Lunes, 7 de enero de 2013 | Hoy
Por Dahiana Belfiori
Sale el sol y hay un alivio de inundación, de tempestad de agua en veredas, colchones y alfombras. Un susurro, imperceptible, repica en cada garganta: ¡Qué no llueva más, por favor! Pero nadie se atreve a maldecir la lluvia, que se cuenta en milímetros caídos, en niñxs evacuadxs y en hogares de chapa y tierra derrumbados. Se susurra aquello que no se puede decir en voz alta y tampoco esconder, y resulta que a veces los susurros son más poderosos que la palabra gritada a viva voz: tienen en su origen la fuerza del viento removiendo la superficie del agua que no desagota, que no filtra. Susurro: bruja que provoca efectos de lo invisible en lo visible. Los efectos del agua que cae insolente son tan perceptibles que resulta obsceno no mirar. Aun así hay obscenxs. Aun así la obscenidad nos gobierna. Susurramos para que deje de llover, y para que no se enoje la indómita lluvia, que no tiene la culpa de nuestros abandonos.
Cavar una zanja o una canaleta, en la tierra azabache, dura, apisonada, es la tarea. Cavar la zanja mientras se mira para los costados y sólo hay agua y más tierra mojada, y agua agua agua. Tantas veces esperamos la lluvia, tantas veces suplicamos por ella en esta ciudad sin río. Ahora, hay mujeres con sus hijxs descalzxs que se organizan para cavar una zanja que lxs salve de la lluvia permitiendo escurrir la bronca y la impotencia. Allí donde no llega ningún Estado, allí donde sólo son valiosos los votos en cada elección, pero durante el resto de la vida, la vida pesa llena de olvidos. Ante el paisaje desolador, me asombra la alegría y la fortaleza de esas mujeres. Y siempre la presente sonrisa de lxs niñxs, siempre. Me aferro al mango de la pala para no marearme en esa dentadura inocente. Penetro, ahueco, hundo, socavo enérgicamente la tierra bruna, con lo que dan mis pocas fuerzas, pero cavo. La humedad se pegotea en las jarras con jugos y cervezas compartidas. Apuro el trago para seguir. Para no atragantarme, sonrío y cavo. Cavamos. La zanja no alcanzará para salvar los ranchos. La madrugada traerá relámpagos que iluminarán el camino inundado desde el hogar a la casa de todxs. Y habrá colchones secos, frazadas, y un arrullo tibio de canción de cuna compartida.

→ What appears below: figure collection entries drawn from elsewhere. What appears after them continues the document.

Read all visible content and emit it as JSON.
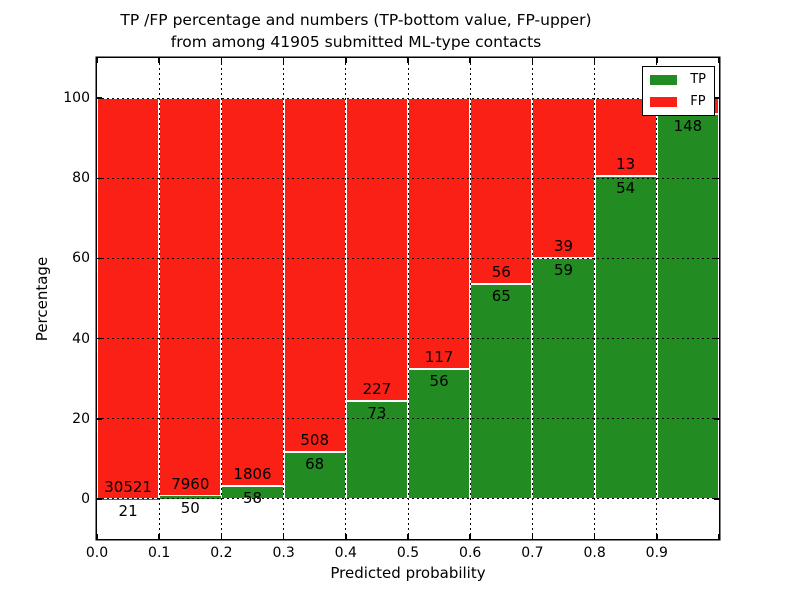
{
  "figure": {
    "title_line1": "TP /FP percentage and numbers (TP-bottom value, FP-upper)",
    "title_line2": "from among 41905 submitted ML-type contacts"
  },
  "colors": {
    "tp": "#228b22",
    "fp": "#fb2016",
    "grid": "#000000",
    "background": "#ffffff"
  },
  "chart_data": {
    "type": "bar",
    "stacked": true,
    "title": "TP /FP percentage and numbers (TP-bottom value, FP-upper)\nfrom among 41905 submitted ML-type contacts",
    "xlabel": "Predicted probability",
    "ylabel": "Percentage",
    "xlim": [
      0.0,
      1.0
    ],
    "ylim": [
      -10,
      110
    ],
    "grid": true,
    "x_tick_labels": [
      "0.0",
      "0.1",
      "0.2",
      "0.3",
      "0.4",
      "0.5",
      "0.6",
      "0.7",
      "0.8",
      "0.9"
    ],
    "y_tick_values": [
      0,
      20,
      40,
      60,
      80,
      100
    ],
    "total_contacts": 41905,
    "legend": {
      "position": "upper right",
      "entries": [
        {
          "label": "TP",
          "color": "#228b22"
        },
        {
          "label": "FP",
          "color": "#fb2016"
        }
      ]
    },
    "bins": [
      {
        "x_range": [
          0.0,
          0.1
        ],
        "tp_count": 21,
        "fp_count": 30521,
        "tp_pct": 0.07
      },
      {
        "x_range": [
          0.1,
          0.2
        ],
        "tp_count": 50,
        "fp_count": 7960,
        "tp_pct": 0.62
      },
      {
        "x_range": [
          0.2,
          0.3
        ],
        "tp_count": 58,
        "fp_count": 1806,
        "tp_pct": 3.11
      },
      {
        "x_range": [
          0.3,
          0.4
        ],
        "tp_count": 68,
        "fp_count": 508,
        "tp_pct": 11.81
      },
      {
        "x_range": [
          0.4,
          0.5
        ],
        "tp_count": 73,
        "fp_count": 227,
        "tp_pct": 24.33
      },
      {
        "x_range": [
          0.5,
          0.6
        ],
        "tp_count": 56,
        "fp_count": 117,
        "tp_pct": 32.37
      },
      {
        "x_range": [
          0.6,
          0.7
        ],
        "tp_count": 65,
        "fp_count": 56,
        "tp_pct": 53.72
      },
      {
        "x_range": [
          0.7,
          0.8
        ],
        "tp_count": 59,
        "fp_count": 39,
        "tp_pct": 60.2
      },
      {
        "x_range": [
          0.8,
          0.9
        ],
        "tp_count": 54,
        "fp_count": 13,
        "tp_pct": 80.6
      },
      {
        "x_range": [
          0.9,
          1.0
        ],
        "tp_count": 148,
        "fp_count": null,
        "tp_pct": 96.1
      }
    ]
  }
}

Esa noche se tenderán puentes, nos cuidaremos. La mañana nos traerá leche con chocolate en manos solidarias y habrá fueguitos en ropas nuevas y abrazos con gusto a arroz con pollo. Darle la espalda a la lluvia, para abrazar soles, por una vez. Diques de esperanza, desagües de solidaridad sorprenden y contienen el agua que invade. Lxs niñxs juegan en el galpón, como llamamos amorosamente a la Estación, que es centro cultural y centro de evacuadxs al mismo tiempo. Siento que la dignidad existe y se agita una frase del I-Ching en mi cabeza: No estés triste; debes ser como el sol al mediodía. Plenitud del sol al mediodía. Eso fuimos en medio de la noche de toda noche. Lxs niñxs nos enseñan paciencia y soles. Sólo quisiera soles para esxs niñxs, como los que alguna vez tuve.
Sale el sol, sale la siesta. Paseo por los pastos de una callecita arbolada. Aromas de hojas de eucaliptus se elevan desde las plantas de mis pies y deambulan entre mis axilas y mi cuello empujando las fosas nasales hasta hacerlas vibrar. Aromas pesados y redondos como gotas de lluvia en verano. Una sinapsis alocada me provoca el vértigo de mil imágenes por segundo. Me aferro al olor que empuja los recuerdos, volviendo y revolviendo a mi niñayó. El eterno retorno es eso: siempre regresar a la niñez, esa matria. Soy una eterna recienvenida y me pliego en el montoncito de hojas de eucaliptus quemadas por lxs vecinxs en cada casa, suerte de alambique casero en el que se destilan los sueños que se llevan la humedad y los mosquitos. Desde esa niña que fui, lanzo un conjuro: ¡que se los lleve pronto!